Benefits, Employment Law, HR Policies & Procedures

New HIPAA Rules Proposed for Disclosure Accounting

A dreaded accounting-of-disclosure rule for electronic protected health information (ePHI) will require action by many employers, in their roles of health plan sponsors. (Employers are not technically “covered entities” under HIPAA privacy but, in effect, must comply if they’re involved in plan administration.) The rule came out in proposed form on May 31. It would expand accounting of disclosures by requiring covered entities to create access reports for electronic releases — including releases for treatment, payment and “health care operations” (TPO). Those reports would have to be available to patients and plan members on demand. (Much opposition to the rule will be based on the paucity of such demands.) Plan sponsors will have to let individuals know about their expanded rights in an updated HIPAA privacy notice. The silver lining is that plans will not have to rush: the reporting requirements won’t begin until Jan. 1, 2013, so the notices can be tucked in with all other modifications during normal plan renewal time, writes David Slaughter, editor of the Employer’s Guide to HIPAA Requirements. See below.

The changes were proposed this week by the Department of Health and Human Services. The proposal includes a new “access report” right that incorporates, and actually expands on, the accounting requirements added to HIPAA by the 2009 HITECH Act.

The existing right to an accounting of disclosures of one’s protected health information would remain in effect, with certain modifications. The two requirements “would be distinct but complementary,” according to HHS’ preamble to the proposed rules, which appeared in the May 31 Federal Register (76 Fed. Reg. 31426).

HIPAA’s disclosure accounting requirement has been controversial in the past. Health care organizations have cited the administrative burden of tracking and retaining disclosures and the infrequency of actual requests for these reports.

Nonetheless, the HITECH Act actually expanded this requirement to cover disclosures for “treatment, payment and health care operations” (TPO), which were exempt under the prior HIPAA law, if such disclosures were made from an electronic health record. Congress’ assumption was that EHRs would make disclosures easier to track and compile.

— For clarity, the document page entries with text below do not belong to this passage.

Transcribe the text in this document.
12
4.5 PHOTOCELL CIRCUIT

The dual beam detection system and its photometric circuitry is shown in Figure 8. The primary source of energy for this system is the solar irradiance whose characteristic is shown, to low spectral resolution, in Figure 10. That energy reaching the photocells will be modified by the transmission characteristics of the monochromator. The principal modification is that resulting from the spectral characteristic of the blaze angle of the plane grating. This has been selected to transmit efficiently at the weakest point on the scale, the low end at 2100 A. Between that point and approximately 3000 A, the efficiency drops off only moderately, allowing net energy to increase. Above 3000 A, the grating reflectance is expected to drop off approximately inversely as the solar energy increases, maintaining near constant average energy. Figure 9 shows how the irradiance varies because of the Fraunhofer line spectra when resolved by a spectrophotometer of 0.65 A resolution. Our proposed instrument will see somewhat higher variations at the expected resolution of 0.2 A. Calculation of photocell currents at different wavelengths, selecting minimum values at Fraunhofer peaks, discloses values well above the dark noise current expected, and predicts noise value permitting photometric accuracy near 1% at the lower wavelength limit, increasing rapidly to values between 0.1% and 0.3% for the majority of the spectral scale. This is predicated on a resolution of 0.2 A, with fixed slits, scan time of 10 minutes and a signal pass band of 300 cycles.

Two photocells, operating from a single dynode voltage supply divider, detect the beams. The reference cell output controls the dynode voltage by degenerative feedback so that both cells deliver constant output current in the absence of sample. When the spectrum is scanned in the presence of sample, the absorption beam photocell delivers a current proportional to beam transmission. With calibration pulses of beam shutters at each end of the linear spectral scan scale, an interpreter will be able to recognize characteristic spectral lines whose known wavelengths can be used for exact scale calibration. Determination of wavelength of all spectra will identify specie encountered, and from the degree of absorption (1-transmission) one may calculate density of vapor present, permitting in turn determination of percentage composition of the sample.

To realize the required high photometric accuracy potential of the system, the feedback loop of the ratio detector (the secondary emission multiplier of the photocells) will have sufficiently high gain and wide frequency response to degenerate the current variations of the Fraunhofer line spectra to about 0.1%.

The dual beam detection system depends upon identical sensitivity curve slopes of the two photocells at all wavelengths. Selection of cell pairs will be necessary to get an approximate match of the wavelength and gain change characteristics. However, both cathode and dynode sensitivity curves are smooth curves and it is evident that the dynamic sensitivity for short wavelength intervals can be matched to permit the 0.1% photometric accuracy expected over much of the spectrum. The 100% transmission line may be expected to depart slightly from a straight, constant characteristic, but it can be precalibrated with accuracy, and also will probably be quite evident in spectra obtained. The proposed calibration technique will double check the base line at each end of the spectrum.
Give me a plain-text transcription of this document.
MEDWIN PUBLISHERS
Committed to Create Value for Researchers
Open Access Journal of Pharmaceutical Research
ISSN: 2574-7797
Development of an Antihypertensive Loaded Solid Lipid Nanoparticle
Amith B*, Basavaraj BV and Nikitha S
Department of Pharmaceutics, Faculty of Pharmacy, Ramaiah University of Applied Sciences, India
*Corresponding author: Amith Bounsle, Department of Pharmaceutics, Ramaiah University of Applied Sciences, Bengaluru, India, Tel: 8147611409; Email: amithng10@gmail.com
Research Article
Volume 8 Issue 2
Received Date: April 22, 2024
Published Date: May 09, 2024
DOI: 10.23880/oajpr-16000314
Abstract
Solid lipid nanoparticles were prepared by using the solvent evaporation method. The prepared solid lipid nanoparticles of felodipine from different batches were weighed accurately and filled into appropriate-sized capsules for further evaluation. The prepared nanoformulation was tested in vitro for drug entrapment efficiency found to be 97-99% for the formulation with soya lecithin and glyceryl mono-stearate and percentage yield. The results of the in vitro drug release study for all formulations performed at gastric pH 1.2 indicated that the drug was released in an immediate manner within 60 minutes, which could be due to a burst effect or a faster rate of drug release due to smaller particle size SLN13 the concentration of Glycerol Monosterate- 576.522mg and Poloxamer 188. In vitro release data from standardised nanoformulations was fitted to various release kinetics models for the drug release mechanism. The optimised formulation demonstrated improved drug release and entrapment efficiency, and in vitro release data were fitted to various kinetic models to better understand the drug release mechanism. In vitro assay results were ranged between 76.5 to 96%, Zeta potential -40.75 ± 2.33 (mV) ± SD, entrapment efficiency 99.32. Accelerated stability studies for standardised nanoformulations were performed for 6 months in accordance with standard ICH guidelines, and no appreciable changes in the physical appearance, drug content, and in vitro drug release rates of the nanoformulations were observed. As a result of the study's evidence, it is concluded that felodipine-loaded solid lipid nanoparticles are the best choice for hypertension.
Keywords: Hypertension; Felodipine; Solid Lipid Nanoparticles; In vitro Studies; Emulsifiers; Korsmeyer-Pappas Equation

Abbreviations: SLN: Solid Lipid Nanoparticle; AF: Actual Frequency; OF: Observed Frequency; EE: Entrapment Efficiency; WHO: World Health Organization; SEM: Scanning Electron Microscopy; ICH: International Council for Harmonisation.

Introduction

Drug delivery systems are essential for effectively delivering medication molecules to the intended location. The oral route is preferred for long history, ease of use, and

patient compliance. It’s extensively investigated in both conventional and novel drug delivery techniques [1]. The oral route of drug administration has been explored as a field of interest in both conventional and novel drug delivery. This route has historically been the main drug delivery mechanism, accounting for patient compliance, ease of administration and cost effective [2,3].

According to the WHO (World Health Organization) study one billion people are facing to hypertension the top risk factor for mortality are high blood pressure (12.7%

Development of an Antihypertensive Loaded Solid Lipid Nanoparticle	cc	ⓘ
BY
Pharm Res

HHS’ proposal actually goes farther than this HITECH provision in some respects, while making the existing accounting requirements less stringent in others. The agency envisions a two-tiered system of:

  • access reports, which include certain basic information on most instances of access to electronic PHI (internal or external); and
  • more traditional HIPAA accountings, which focus on certain types of disclosures likely to be of greatest interest to the individual, but include a more detailed description.

Of particular note to employers and health plans, HHS would extend the access report requirement to any electronic “designated record set” — a HIPAA term that includes plans’ enrollment and claims records — not just “electronic health records,” which arguably could be limited to health care provider systems.

HHS’ Office for Civil Rights is accepting comments on the proposed rules until Aug. 1.